Numerical analysis

Questions

What computational/numercal techniques can be performed in Python?
What tools are availble for analysis?
How can I learn more information about my data?

Objectives

Generate a numerical model.
Interpolate missing data.
Run the scikit-learn k-means algorithm.
Plot 3D data.

Numerical models

We start with the numerical solution of a very simple differential equation. In fact we choose something simple enough that we already know the answer.

\(\frac{d\theta}{dt} = - k \theta\)

This is the equation which governs radioactive decay, in which case \(\theta\) is the amount of the radioactive isotope remaining and \(d\theta / dt\) is the activity that we can measure. \(k\) is closely related to the half life.

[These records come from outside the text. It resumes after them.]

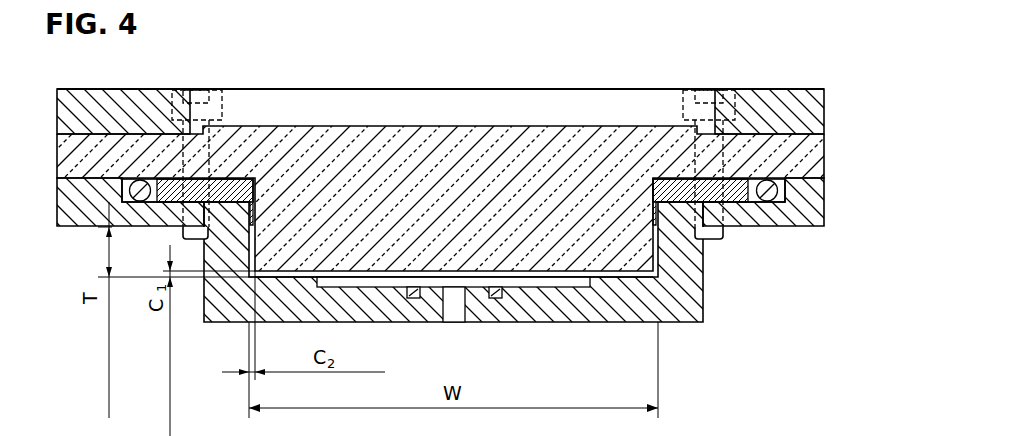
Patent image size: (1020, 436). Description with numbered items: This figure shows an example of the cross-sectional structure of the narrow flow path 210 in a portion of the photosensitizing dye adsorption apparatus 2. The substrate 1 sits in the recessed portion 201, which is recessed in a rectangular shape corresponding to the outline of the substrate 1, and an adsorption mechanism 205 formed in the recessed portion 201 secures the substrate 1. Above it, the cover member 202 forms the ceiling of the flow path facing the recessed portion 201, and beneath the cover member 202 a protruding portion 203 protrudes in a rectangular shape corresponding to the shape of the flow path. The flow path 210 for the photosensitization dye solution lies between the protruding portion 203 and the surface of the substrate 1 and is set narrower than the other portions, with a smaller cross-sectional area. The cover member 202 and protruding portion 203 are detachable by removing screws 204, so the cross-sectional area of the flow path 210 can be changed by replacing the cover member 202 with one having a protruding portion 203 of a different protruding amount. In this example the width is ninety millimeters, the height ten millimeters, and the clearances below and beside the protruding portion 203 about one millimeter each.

The substrate 1 is at (606, 306).
The substrate holding apparatus 2 is at (716, 347).
The recessed portion 201 is at (428, 291).
The cover member 202 is at (598, 128).
The protruding portion 203 is at (640, 252).
The screws 204 is at (196, 89).
The adsorption mechanism 205 is at (463, 303).
The flow path (narrow path) 210 is at (545, 272).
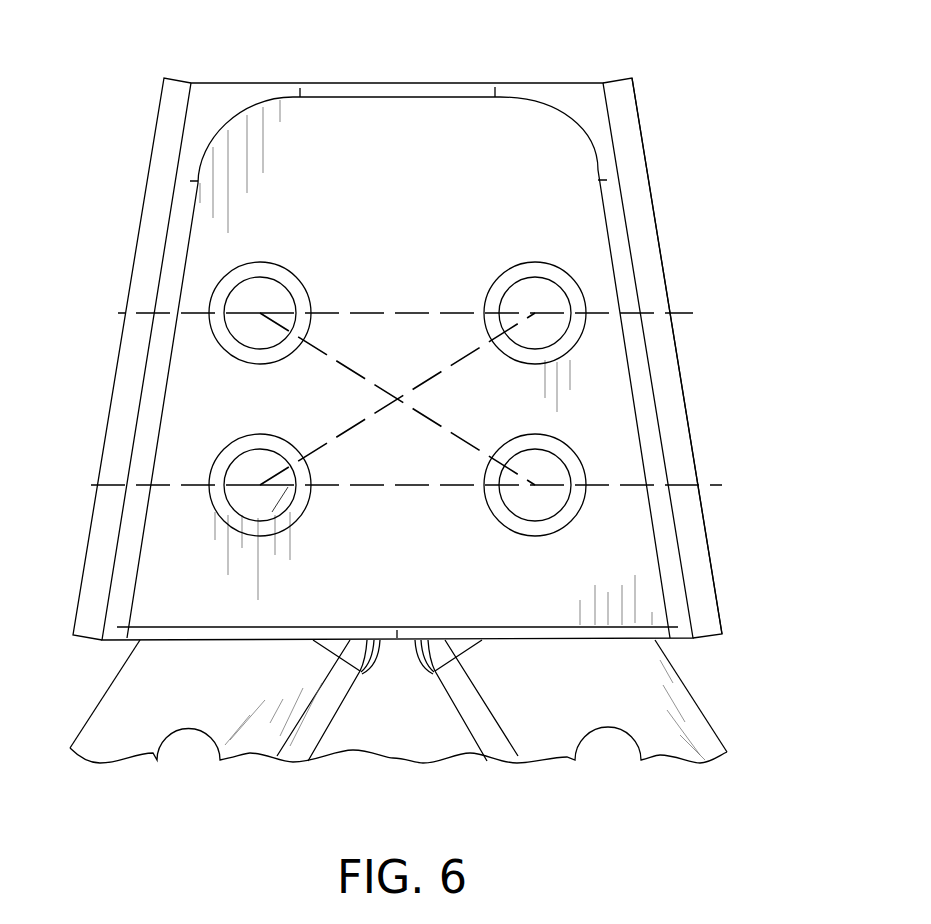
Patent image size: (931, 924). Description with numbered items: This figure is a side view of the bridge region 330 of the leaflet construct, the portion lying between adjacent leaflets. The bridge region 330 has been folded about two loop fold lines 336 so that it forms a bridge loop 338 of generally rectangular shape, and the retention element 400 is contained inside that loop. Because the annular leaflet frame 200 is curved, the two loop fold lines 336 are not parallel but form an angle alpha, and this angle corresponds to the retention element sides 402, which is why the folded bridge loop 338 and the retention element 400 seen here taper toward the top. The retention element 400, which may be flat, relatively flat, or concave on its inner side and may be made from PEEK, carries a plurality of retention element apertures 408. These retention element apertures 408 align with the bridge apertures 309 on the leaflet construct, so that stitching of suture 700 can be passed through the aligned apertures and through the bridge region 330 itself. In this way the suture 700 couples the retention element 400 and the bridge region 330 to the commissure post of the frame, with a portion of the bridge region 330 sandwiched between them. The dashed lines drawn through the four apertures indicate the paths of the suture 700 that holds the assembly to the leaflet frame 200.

The bridge region 330 is at (542, 82).
The loop fold lines 336 is at (640, 125).
The retention element 400 is at (602, 203).
The retention element sides 402 is at (607, 243).
The suture 700 is at (684, 313).
The bridge apertures 309 is at (553, 435).
The retention element apertures 408 is at (560, 460).
The bridge loop 338 is at (724, 575).
The leaflet frame 200 is at (683, 680).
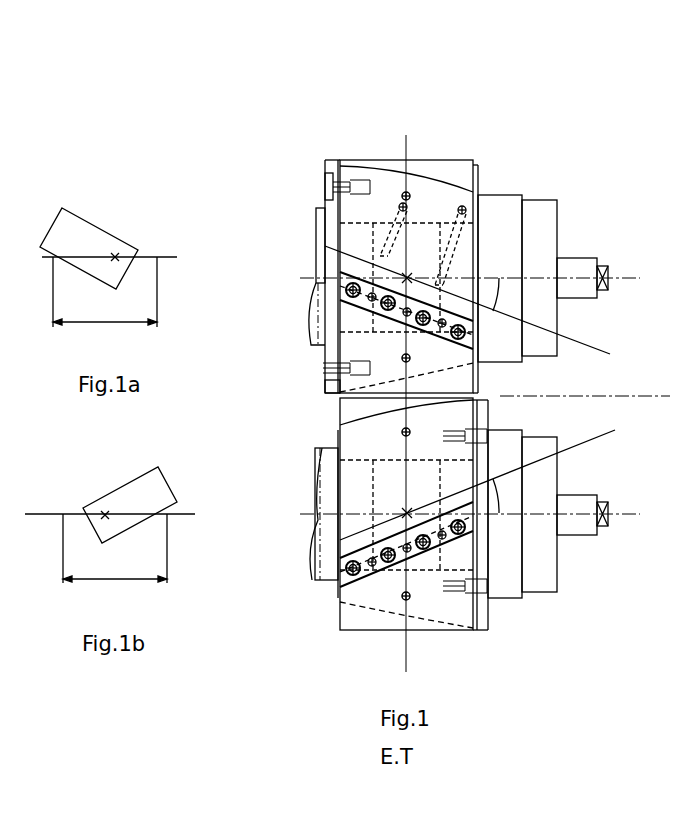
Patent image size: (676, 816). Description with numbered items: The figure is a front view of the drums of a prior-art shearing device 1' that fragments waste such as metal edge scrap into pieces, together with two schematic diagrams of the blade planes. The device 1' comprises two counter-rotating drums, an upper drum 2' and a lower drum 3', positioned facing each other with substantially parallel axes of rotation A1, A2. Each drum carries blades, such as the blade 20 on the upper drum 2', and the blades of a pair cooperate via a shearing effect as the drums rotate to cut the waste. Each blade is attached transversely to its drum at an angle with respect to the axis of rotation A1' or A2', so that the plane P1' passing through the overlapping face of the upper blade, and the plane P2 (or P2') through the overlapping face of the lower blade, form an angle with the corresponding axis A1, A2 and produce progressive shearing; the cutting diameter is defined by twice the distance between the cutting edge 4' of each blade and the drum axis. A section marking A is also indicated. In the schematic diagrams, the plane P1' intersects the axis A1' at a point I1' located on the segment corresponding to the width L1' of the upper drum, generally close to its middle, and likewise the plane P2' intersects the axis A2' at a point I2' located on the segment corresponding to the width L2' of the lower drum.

In FIG. 1, the shearing device 1' is at (405, 377).
In FIG. 1, the upper drum 2' is at (465, 258).
In FIG. 1, the lower drum 3' is at (459, 525).
In FIG. 1, the cutting edge 4' is at (406, 421).
In FIG. 1, the blade 20 is at (328, 250).
In FIG. 1, the plane passing through the overlapping face of the upper blade P1' is at (484, 307).
In FIG. 1A, the plane passing through the overlapping face of the upper blade P1' is at (80, 228).
In FIG. 1, the plane passing through the overlapping face of the lower blade P2 is at (493, 477).
In FIG. 1B, the plane passing through the overlapping face of the lower blade P2' is at (134, 490).
In FIG. 1, the axis of rotation of the upper drum A1 is at (587, 271).
In FIG. 1, the axis of rotation of the lower drum A2 is at (587, 508).
In FIG. 1A, the axis of rotation of the upper drum A1' is at (130, 256).
In FIG. 1B, the axis of rotation of the lower drum A2' is at (129, 508).
In FIG. 1A, the intersection point I1' is at (95, 246).
In FIG. 1B, the intersection point I2' is at (118, 505).
In FIG. 1A, the width of the upper drum L1' is at (105, 304).
In FIG. 1B, the width of the lower drum L2' is at (115, 564).
In FIG. 1, the section plane A- A is at (406, 143).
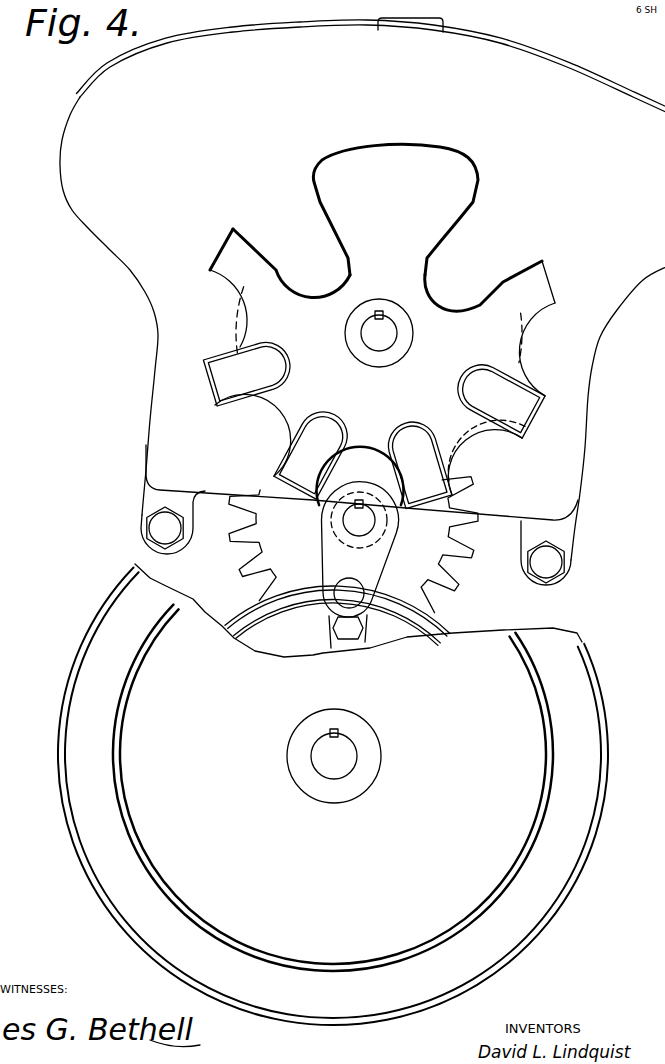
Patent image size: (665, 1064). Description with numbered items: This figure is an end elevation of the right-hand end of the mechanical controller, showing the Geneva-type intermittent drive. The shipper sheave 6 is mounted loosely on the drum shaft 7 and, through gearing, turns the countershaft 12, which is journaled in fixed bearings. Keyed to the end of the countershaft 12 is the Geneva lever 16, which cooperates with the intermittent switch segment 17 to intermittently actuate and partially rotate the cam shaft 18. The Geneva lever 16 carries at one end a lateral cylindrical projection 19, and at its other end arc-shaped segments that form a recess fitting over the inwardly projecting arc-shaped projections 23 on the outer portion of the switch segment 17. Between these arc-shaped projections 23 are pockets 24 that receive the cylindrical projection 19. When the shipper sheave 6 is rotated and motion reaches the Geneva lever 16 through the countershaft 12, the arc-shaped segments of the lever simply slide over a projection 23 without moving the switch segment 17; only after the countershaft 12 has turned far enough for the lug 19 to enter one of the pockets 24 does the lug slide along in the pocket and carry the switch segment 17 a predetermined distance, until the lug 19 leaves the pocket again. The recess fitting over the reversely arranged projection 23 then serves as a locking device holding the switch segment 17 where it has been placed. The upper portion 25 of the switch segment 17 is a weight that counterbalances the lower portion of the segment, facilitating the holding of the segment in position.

The shipper sheave 6 is at (587, 758).
The drum shaft 7 is at (340, 757).
The countershaft 12 is at (352, 522).
The Geneva lever 16 is at (383, 557).
The intermittent switch segment 17 is at (502, 355).
The cam shaft 18 is at (386, 342).
The lateral cylindrical projection 19 is at (356, 591).
The arc-shaped projections 23 is at (462, 445).
The pockets 24 is at (458, 497).
The upper portion of the segment 25 is at (465, 188).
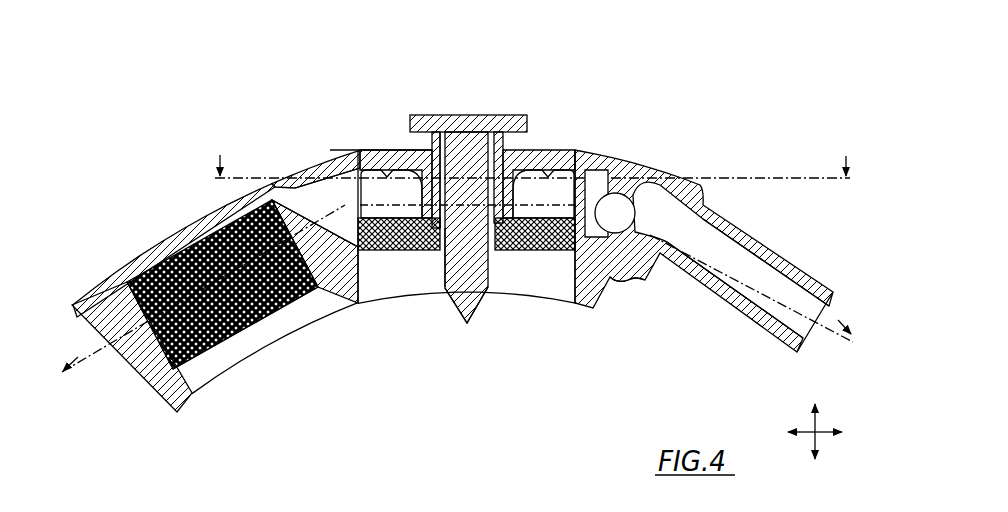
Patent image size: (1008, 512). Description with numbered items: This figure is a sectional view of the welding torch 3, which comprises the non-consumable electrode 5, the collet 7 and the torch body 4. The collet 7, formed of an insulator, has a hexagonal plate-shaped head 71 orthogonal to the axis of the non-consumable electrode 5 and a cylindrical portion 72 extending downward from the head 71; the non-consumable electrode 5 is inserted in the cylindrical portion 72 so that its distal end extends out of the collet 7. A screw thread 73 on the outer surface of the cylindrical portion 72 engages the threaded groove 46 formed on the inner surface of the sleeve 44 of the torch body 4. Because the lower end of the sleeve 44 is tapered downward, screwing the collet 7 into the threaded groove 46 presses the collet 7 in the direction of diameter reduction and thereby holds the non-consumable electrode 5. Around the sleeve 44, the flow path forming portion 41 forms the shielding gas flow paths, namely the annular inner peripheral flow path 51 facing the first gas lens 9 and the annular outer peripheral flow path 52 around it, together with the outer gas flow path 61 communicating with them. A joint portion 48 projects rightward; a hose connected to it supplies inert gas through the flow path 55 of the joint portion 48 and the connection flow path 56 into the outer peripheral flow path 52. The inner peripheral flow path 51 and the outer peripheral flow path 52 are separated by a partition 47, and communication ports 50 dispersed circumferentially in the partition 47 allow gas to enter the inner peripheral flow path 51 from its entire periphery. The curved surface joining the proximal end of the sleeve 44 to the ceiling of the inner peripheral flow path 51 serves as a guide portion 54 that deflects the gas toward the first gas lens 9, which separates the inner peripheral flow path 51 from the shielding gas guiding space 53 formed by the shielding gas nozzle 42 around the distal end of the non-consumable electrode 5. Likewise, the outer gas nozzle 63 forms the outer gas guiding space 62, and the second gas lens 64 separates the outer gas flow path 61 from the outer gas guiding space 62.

The welding torch 3 is at (750, 88).
The torch body 4 is at (620, 162).
The non-consumable electrode 5 is at (481, 296).
The collet 7 is at (429, 113).
The first gas lens 9 is at (583, 281).
The flow path forming portion 41 is at (134, 253).
The shielding gas nozzle 42 is at (355, 310).
The sleeve 44 is at (432, 236).
The threaded groove 46 is at (444, 115).
The partition 47 is at (312, 196).
The joint portion 48 is at (802, 275).
The communication port 50 is at (362, 170).
The inner peripheral flow path 51 is at (573, 166).
The outer peripheral flow path 52 is at (356, 218).
The shielding gas guiding space 53 is at (405, 272).
The guide portion 54 is at (540, 186).
The flow path 55 is at (735, 292).
The connection flow path 56 is at (646, 282).
The outer gas flow path 61 is at (283, 192).
The outer gas guiding space 62 is at (208, 369).
The outer gas nozzle 63 is at (184, 406).
The second gas lens 64 is at (216, 338).
The head 71 is at (474, 113).
The cylindrical portion 72 is at (431, 139).
The screw thread 73 is at (503, 140).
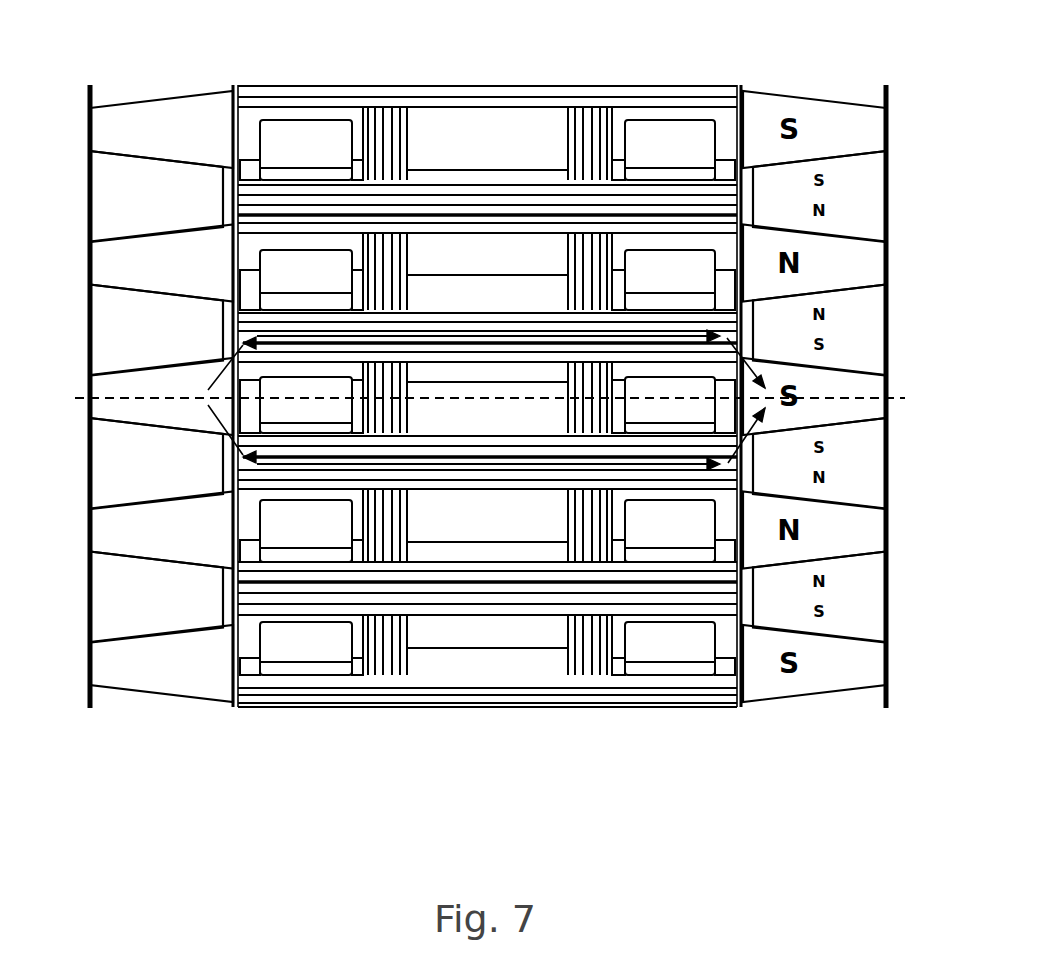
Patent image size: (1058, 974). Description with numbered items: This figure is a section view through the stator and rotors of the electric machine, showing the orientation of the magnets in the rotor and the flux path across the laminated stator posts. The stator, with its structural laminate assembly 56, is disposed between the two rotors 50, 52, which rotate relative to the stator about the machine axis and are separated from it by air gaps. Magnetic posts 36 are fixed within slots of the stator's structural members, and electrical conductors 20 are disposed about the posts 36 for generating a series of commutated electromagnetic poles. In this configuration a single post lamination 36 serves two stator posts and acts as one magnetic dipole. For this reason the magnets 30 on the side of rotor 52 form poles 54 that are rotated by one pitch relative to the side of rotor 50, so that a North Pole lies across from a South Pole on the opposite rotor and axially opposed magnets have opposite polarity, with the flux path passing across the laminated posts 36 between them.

The electrical conductors 20 is at (698, 655).
The magnets 30 is at (868, 340).
The magnetic posts 36 is at (318, 210).
The rotor 50 is at (178, 705).
The rotor 52 is at (813, 95).
The poles 54 is at (855, 527).
The structural laminate assembly 56 is at (390, 135).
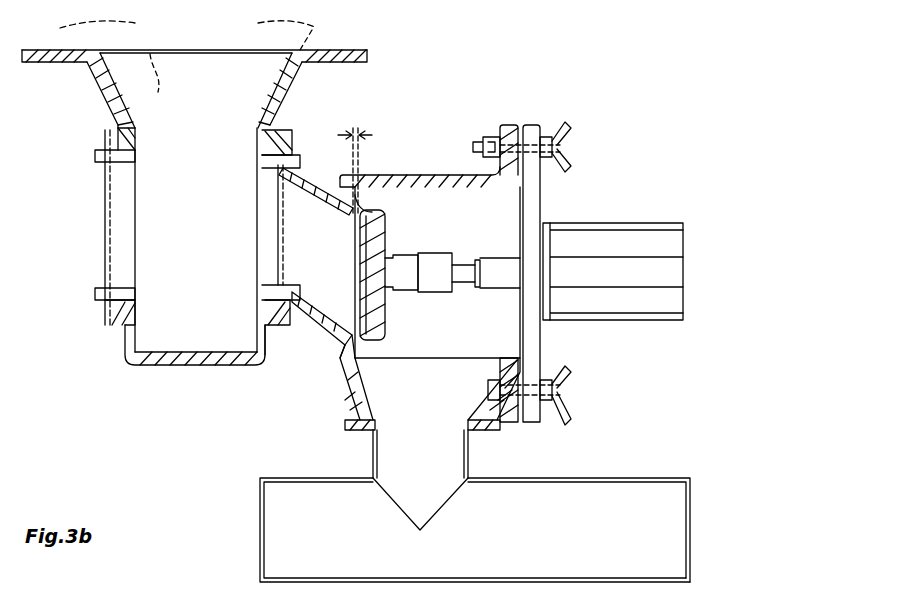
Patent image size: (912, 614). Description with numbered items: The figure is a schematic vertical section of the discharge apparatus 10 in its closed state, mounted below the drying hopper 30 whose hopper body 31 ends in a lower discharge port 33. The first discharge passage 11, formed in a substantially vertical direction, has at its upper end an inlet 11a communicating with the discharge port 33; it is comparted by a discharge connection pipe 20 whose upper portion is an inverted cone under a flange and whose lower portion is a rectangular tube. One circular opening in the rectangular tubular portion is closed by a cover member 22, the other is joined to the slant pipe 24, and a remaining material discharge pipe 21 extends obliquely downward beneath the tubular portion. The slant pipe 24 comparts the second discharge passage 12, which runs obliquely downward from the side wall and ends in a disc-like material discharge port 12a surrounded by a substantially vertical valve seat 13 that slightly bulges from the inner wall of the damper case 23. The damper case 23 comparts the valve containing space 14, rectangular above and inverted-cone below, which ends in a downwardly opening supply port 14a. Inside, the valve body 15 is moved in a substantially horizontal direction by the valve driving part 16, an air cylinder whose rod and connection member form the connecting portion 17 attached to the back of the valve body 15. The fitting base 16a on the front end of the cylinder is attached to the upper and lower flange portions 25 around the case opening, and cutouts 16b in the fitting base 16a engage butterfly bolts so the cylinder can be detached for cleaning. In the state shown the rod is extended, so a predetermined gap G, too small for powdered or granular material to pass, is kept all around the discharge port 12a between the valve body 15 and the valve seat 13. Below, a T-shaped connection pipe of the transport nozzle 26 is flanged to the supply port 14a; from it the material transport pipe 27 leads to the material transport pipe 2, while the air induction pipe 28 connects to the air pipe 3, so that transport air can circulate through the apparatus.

The discharge apparatus 10 is at (701, 115).
The first discharge passage 11 is at (265, 112).
The inlet 11a is at (92, 50).
The second discharge passage 12 is at (315, 175).
The material discharge port 12a is at (382, 244).
The valve seat 13 is at (374, 212).
The valve containing space 14 is at (358, 374).
The supply port 14a is at (470, 444).
The valve body 15 is at (386, 318).
The valve driving part 16 is at (634, 212).
The fitting base 16a is at (545, 184).
The cutouts 16b is at (562, 147).
The connecting portion 17 is at (491, 259).
The discharge connection pipe 20 is at (103, 92).
The remaining material discharge pipe 21 is at (170, 365).
The cover member 22 is at (103, 222).
The damper case 23 is at (460, 175).
The slant pipe 24 is at (314, 308).
The flange portions 25 is at (508, 125).
The transport nozzle 26 is at (343, 448).
The material transport pipe 27 is at (282, 478).
The air induction pipe 28 is at (628, 478).
The drying hopper 30 is at (322, 33).
The hopper body 31 is at (255, 35).
The discharge port 33 is at (159, 85).
The material transport pipe 2 is at (240, 533).
The air pipe 3 is at (707, 528).
The predetermined gap G is at (355, 163).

The solution to this equation is

\(\theta(t) = \theta_0 e^{-kt}\)

where \(\theta_0\) is the amount of the radioactive material remaining. The same equation also describes the cooling of, say, a cup of coffee. In this case we interpret \(\theta\) as the excess temperature (above room temperature).

import numpy as np
import matplotlib.pyplot as plt

#Set the amount of isotope remaining (i.e. 1=100%)
theta_0 = 1.0

#Create a regularly spaced vector of time values
#20 units between 0 and 1.
steps=20
timelength=1.0
time_values = np.linspace(0,timelength,steps)

#Try several different values for the half-life, k
for const_k in [1.0, 3.1, 10.0, 31, 100.0]:
    #This is the solution to the decay equation, how much isotope remains.
    exact_theta_values = theta_0 * np.exp(-const_k * time_values)
    #Plot the results for different k values
    plt.plot(time_values, exact_theta_values)
    
#Add some plot flair    
plt.legend(('1', '3.1', '10', '31', '1000'),title=r'$k$')
plt.xlabel('time')
plt.ylabel(r'$\theta$')
plt.show()

We want to be able to march forward in time from our starting point (just like the picture above) where \(\theta = \theta_0\) to obtain the value of \(\theta\) at later times. To do this, we need to approximate the original differential equation, and, in particular, the value of the time derivative at each time. There are a number of ways to do this.

First order numerical approximation

Assume that the variation in \(\theta(t)\) is linear, i.e.

\(\theta(t') = \theta_n + \beta t'\)

where we use a local time coordinate \(t' = t - n\Delta t\), so that when we differentiate

\(\frac{d \theta}{dt} = \beta\)

To determine the approximation for the derivative therefore becomes the solution to the following equation:

\(\theta_{n+1} = \theta_n + \beta \Delta t\)

\(\Rightarrow \beta = \frac{d \theta}{dt} = \frac{\theta_{n+1} - \theta_n}{\Delta t}\)

This is a first order difference expression for the derivative which we substitute into the original differential equation for radioactive decay at the current timestep

\(\frac{\theta_{n+1} - \theta_n}{\Delta t} = - k \theta_n\)

This rearranges to give us a time-marching algorithm:

\(\theta_{n+1} = \theta_n (1-k \Delta t)\)

In a moment we will compute some values for this expression to see how accurate it is.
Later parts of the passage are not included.